The present invention is disclosed above by preferred embodiments. However, persons skilled in the art should understand that the preferred embodiments are illustrative of the present invention only, but should not be interpreted as restrictive of the scope of the present invention. Hence, all equivalent modifications and replacements made to the aforesaid embodiments should fall within the scope of the present invention. Accordingly, the legal protection for the present invention should be defined by the appended claims.

Claims

1. A method of manufacturing a microencapsulated phase-change material-containing gypsum plate capable of flame retardation and temperature variation attenuation, the method comprising the steps of:

A. providing a foaming agent aqueous solution;

B. putting a microencapsulated phase-change material in the foaming agent aqueous solution, followed by performing thereon a first blending dispersing process to form a first solution, wherein the microencapsulated phase-change material and the foaming agent aqueous solution are immiscible;

C. providing gypsum powder and starch, followed by performing a second blending dispersing process to form a second solution;

D. putting the second solution in the first solution, followed by performing a third blending dispersing process to form a microencapsulated phase-change material gypsum mixture solution; and

E. molding the microencapsulated phase-change material gypsum mixture solution to form a microencapsulated phase-change material-containing gypsum plate capable of flame retardation and temperature variation attenuation.

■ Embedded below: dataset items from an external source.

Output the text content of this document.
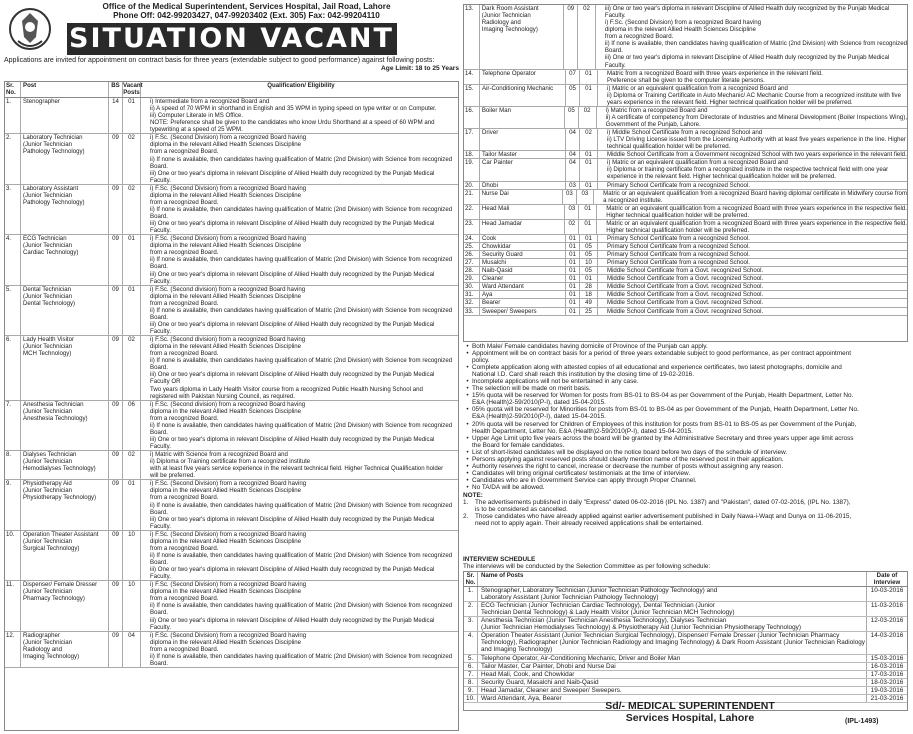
Office of the Medical Superintendent, Services Hospital, Jail Road, Lahore
Phone Off: 042-99203427, 047-99203402 (Ext. 305) Fax: 042-99204110
SITUATION VACANT
Applications are invited for appointment on contract basis for three years (extendable subject to good performance) against following posts:
Age Limit: 18 to 25 Years
Sr. No.
Post	BS Vacant Posts
Qualification/ Eligibility
1.	Stenographer	14	01	i) Intermediate from a recognized Board and
ii) A speed of 70 WPM in shorthand in English and 35 WPM in typing speed on type writer or on Computer.
iii) Computer Literate in MS Office.
NOTE: Preference shall be given to the candidates who know Urdu Shorthand at a speed of 60 WPM and
typewriting at a speed of 25 WPM.
2.	Laboratory Technician
(Junior Technician
Pathology Technology)
09	02	i) F.Sc. (Second Division) from a recognized Board having
diploma in the relevant Allied Health Sciences Discipline
from a recognized Board.
ii) If none is available, then candidates having qualification of Matric (2nd Division) with Science from recognized
Board.
iii) One or two year's diploma in relevant Discipline of Allied Health duly recognized by the Punjab Medical
Faculty.
3.	Laboratory Assistant
(Junior Technician
Pathology Technology)
09	02	i) F.Sc. (Second Division) from a recognized Board having
diploma in the relevant Allied Health Sciences Discipline
from a recognized Board.
ii) If none is available, then candidates having qualification of Matric (2nd Division) with Science from recognized
Board.
iii) One or two year's diploma in relevant Discipline of Allied Health duly recognized by the Punjab Medical
Faculty.
4.	ECG Technician
(Junior Technician
Cardiac Technology)
09	01	i) F.Sc. (Second Division) from a recognized Board having
diploma in the relevant Allied Health Sciences Discipline
from a recognized Board.
ii) If none is available, then candidates having qualification of Matric (2nd Division) with Science from recognized
Board.
iii) One or two year's diploma in relevant Discipline of Allied Health duly recognized by the Punjab Medical
Faculty.
5.	Dental Technician
(Junior Technician
Dental Technology)
09	01	i) F.Sc. (Second division) from a recognized Board having
diploma in the relevant Allied Health Sciences Discipline
from a recognized Board.
ii) If none is available, then candidates having qualification of Matric (2nd Division) with Science from recognized
Board.
iii) One or two year's diploma in relevant Discipline of Allied Health duly recognized by the Punjab Medical
Faculty.
6.	Lady Health Visitor
(Junior Technician
MCH Technology)
09	02	i) F.Sc. (Second division) from a recognized Board having
diploma in the relevant Allied Health Sciences Discipline
from a recognized Board.
ii) If none is available, then candidates having qualification of Matric (2nd Division) with Science from recognized
Board.
iii) One or two year's diploma in relevant Discipline of Allied Health duly recognized by the Punjab Medical
Faculty OR
Two years diploma in Lady Health Visitor course from a recognized Public Health Nursing School and
registered with Pakistan Nursing Council, as required.
7.	Anesthesia Technician
(Junior Technician
Anesthesia Technology)
09	06	i) F.Sc. (Second division) from a recognized Board having
diploma in the relevant Allied Health Sciences Discipline
from a recognized Board.
ii) If none is available, then candidates having qualification of Matric (2nd Division) with Science from recognized
Board.
iii) One or two year's diploma in relevant Discipline of Allied Health duly recognized by the Punjab Medical
Faculty.
8.	Dialyses Technician
(Junior Technician
Hemodialyses Technology)
09	02	i) Matric with Science from a recognized Board and
ii) Diploma or Training certificate from a recognized institute
with at least five years service experience in the relevant technical field. Higher Technical Qualification holder
will be preferred.
9.	Physiotherapy Aid
(Junior Technician
Physiotherapy Technology)
09	01	i) F.Sc. (Second Division) from a recognized Board having
diploma in the relevant Allied Health Sciences Discipline
from a recognized Board.
ii) If none is available, then candidates having qualification of Matric (2nd Division) with Science from recognized
Board.
iii) One or two year's diploma in relevant Discipline of Allied Health duly recognized by the Punjab Medical
Faculty.
10.	Operation Theater Assistant
(Junior Technician
Surgical Technology)
09	10	i) F.Sc. (Second Division) from a recognized Board having
diploma in the relevant Allied Health Sciences Discipline
from a recognized Board.
ii) If none is available, then candidates having qualification of Matric (2nd Division) with Science from recognized
Board.
iii) One or two year's diploma in relevant Discipline of Allied Health duly recognized by the Punjab Medical
Faculty.
11.	Dispenser/ Female Dresser
(Junior Technician
Pharmacy Technology)
09	10	i) F.Sc. (Second Division) from a recognized Board having
diploma in the relevant Allied Health Sciences Discipline
from a recognized Board.
ii) If none is available, then candidates having qualification of Matric (2nd Division) with Science from recognized
Board.
iii) One or two year's diploma in relevant Discipline of Allied Health duly recognized by the Punjab Medical
Faculty.
12.	Radiographer
(Junior Technician
Radiology and
Imaging Technology)
09	04	i) F.Sc. (Second Division) from a recognized Board having
diploma in the relevant Allied Health Sciences Discipline
from a recognized Board.
ii) If none is available, then candidates having qualification of Matric (2nd Division) with Science from recognized
Board.
13.	Dark Room Assistant
(Junior Technician
Radiology and
Imaging Technology)
09	02	iii) One or two year's diploma in relevant Discipline of Allied Health duly recognized by the Punjab Medical
Faculty.
i) F.Sc. (Second Division) from a recognized Board having
diploma in the relevant Allied Health Sciences Discipline
from a recognized Board.
ii) If none is available, then candidates having qualification of Matric (2nd Division) with Science from recognized
Board.
iii) One or two year's diploma in relevant Discipline of Allied Health duly recognized by the Punjab Medical
Faculty.
14.	Telephone Operator	07	01	Matric from a recognized Board with three years experience in the relevant field.
Preference shall be given to the computer literate persons.
15.	Air-Conditioning Mechanic	05	01	i) Matric or an equivalent qualification from a recognized Board and
ii) Diploma or Training Certificate in Auto Mechanic/ AC Mechanic Course from a recognized institute with five
years experience in the relevant field. Higher technical qualification holder will be preferred.
16.	Boiler Man	05	02	i) Matric from a recognized Board and
ii) A certificate of competency from Directorate of Industries and Mineral Development (Boiler Inspections Wing),
Government of the Punjab, Lahore.
17.	Driver	04	02	i) Middle School Certificate from a recognized School and
ii) LTV Driving License issued from the Licensing Authority with at least five years experience in the line. Higher
technical qualification holder will be preferred.
18.	Tailor Master	04	01	Middle School Certificate from a Government recognized School with two years experience in the relevant field.
19.	Car Painter	04	01	i) Matric or an equivalent qualification from a recognized Board and
ii) Diploma or training certificate from a recognized institute in the respective technical field with one year
experience in the relevant field. Higher technical qualification holder will be preferred.
20.	Dhobi	03	01	Primary School Certificate from a recognized School.
21.	Nurse Dai	03	03	Matric or an equivalent qualification from a recognized Board having diploma/ certificate in Midwifery course from
a recognized institute.
22.	Head Mali	03	01	Matric or an equivalent qualification from a recognized Board with three years experience in the respective field.
Higher technical qualification holder will be preferred.
23.	Head Jamadar	02	01	Matric or an equivalent qualification from a recognized Board with three years experience in the respective field.
Higher technical qualification holder will be preferred.
24.	Cook	01	01	Primary School Certificate from a recognized School.
25.	Chowkidar	01	05	Primary School Certificate from a recognized School.
26.	Security Guard	01	05	Primary School Certificate from a recognized School.
27.	Musalchi	01	10	Primary School Certificate from a recognized School.
28.	Naib-Qasid	01	05	Middle School Certificate from a Govt. recognized School.
29.	Cleaner	01	01	Middle School Certificate from a Govt. recognized School.
30.	Ward Attendant	01	28	Middle School Certificate from a Govt. recognized School.
31.	Aya	01	18	Middle School Certificate from a Govt. recognized School.
32.	Bearer	01	49	Middle School Certificate from a Govt. recognized School.
33.	Sweeper/ Sweepers	01	25	Middle School Certificate from a Govt. recognized School.
• Both Male/ Female candidates having domicile of Province of the Punjab can apply.
• Appointment will be on contract basis for a period of three years extendable subject to good performance, as per contract appointment
policy.
• Complete application along with attested copies of all educational and experience certificates, two latest photographs, domicile and
National I.D. Card shall reach this institution by the closing time of 19-02-2016.
• Incomplete applications will not be entertained in any case.
• The selection will be made on merit basis.
• 15% quota will be reserved for Women for posts from BS-01 to BS-04 as per Government of the Punjab, Health Department, Letter No.
E&A (Health)2-59/2010(P-I), dated 15-04-2015.
• 05% quota will be reserved for Minorities for posts from BS-01 to BS-04 as per Government of the Punjab, Health Department, Letter No.
E&A (Health)2-59/2010(P-I), dated 15-04-2015.
• 20% quota will be reserved for Children of Employees of this institution for posts from BS-01 to BS-05 as per Government of the Punjab,
Health Department, Letter No. E&A (Health)2-59/2010(P-I), dated 15-04-2015.
• Upper Age Limit upto five years across the board will be granted by the Administrative Secretary and three years upper age limit across
the Board for female candidates.
• List of short-listed candidates will be displayed on the notice board before two days of the schedule of interview.
• Persons applying against reserved posts should clearly mention name of the reserved post in their application.
• Authority reserves the right to cancel, increase or decrease the number of posts without assigning any reason.
• Candidates will bring original certificates/ testimonials at the time of interview.
• Candidates who are in Government Service can apply through Proper Channel.
• No TA/DA will be allowed.
NOTE:
1.	The advertisements published in daily "Express" dated 06-02-2016 (IPL No. 1387) and "Pakistan", dated 07-02-2016, (IPL No. 1387),
is to be considered as cancelled.
2.	Those candidates who have already applied against earlier advertisement published in Daily Nawa-i-Waqt and Dunya on 11-06-2015,
need not to apply again. Their already received applications shall be entertained.
INTERVIEW SCHEDULE
The interviews will be conducted by the Selection Committee as per following schedule:
Sr. No.
Name of Posts	Date of Interview
1.	Stenographer, Laboratory Technician (Junior Technician Pathology Technology) and
Laboratory Assistant (Junior Technician Pathology Technology)
10-03-2016
2.	ECG Technician (Junior Technician Cardiac Technology), Dental Technician (Junior
Technician Dental Technology) & Lady Health Visitor (Junior Technician MCH Technology)
11-03-2016
3.	Anesthesia Technician (Junior Technician Anesthesia Technology), Dialyses Technician
(Junior Technician Hemodialyses Technology) & Physiotherapy Aid (Junior Technician Physiotherapy Technology)
12-03-2016
4.	Operation Theater Assistant (Junior Technician Surgical Technology), Dispenser/ Female Dresser (Junior Technician Pharmacy
Technology), Radiographer (Junior Technician Radiology and Imaging Technology) & Dark Room Assistant (Junior Technician Radiology
and Imaging Technology)
14-03-2016
5.	Telephone Operator, Air-Conditioning Mechanic, Driver and Boiler Man	15-03-2016
6.	Tailor Master, Car Painter, Dhobi and Nurse Dai	16-03-2016
7.	Head Mali, Cook, and Chowkidar	17-03-2016
8.	Security Guard, Masalchi and Naib-Qasid	18-03-2016
9.	Head Jamadar, Cleaner and Sweeper/ Sweepers.	19-03-2016
10. Ward Attendant, Aya, Bearer	21-03-2016
Sd/- MEDICAL SUPERINTENDENT
Services Hospital, Lahore	(IPL-1493)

2. The method of claim 1, wherein the foaming agent of the foaming agent aqueous solution comprises one of sodium dodecyl sulfate (SDS) and sodium hydrogen carbonate (NaHCO3).

3. The method of claim 2, wherein concentration of the foaming agent ranges from 1.67 wt % to 5 wt %.

4. The method of claim 1, wherein the microencapsulated phase-change material is a nuclear shell material, wherein the nuclear shell material is an organic material.

5. The method of claim 1, wherein the microencapsulated phase-change material content ranges from 10 wt % to 40 wt %.

6. The method of claim 1, wherein step B further requires a dispersing agent provided in form of a polyvinyl alcohol (PVA), and concentration of the PVA ranges from 1 wt % to 10 wt %.

7. The method of claim 1, wherein the first blending dispersing process, the second blending dispersing process, and the third blending dispersing process are performed with one of a magnetic mixer, a motor-driven agitator, and a homogenizer.

8. The method of claim 1, wherein the molding of the microencapsulated phase-change material gypsum mixture solution in step E entails putting the microencapsulated phase-change material gypsum mixture solution in a mold to mold and set the microencapsulated phase-change material gypsum mixture solution.

9. The method of claim 1, wherein step E entails molding, setting, and curing the microencapsulated phase-change material gypsum mixture solution and then knocking out, removing, heating, and drying the phase-change material gypsum plate.

10. The method of claim 1, wherein the step (E) entails performing four-stage temperature gradient curing.

11. The method of claim 10, wherein the four-stage temperature gradient curing takes place at 80° C. to 150° C.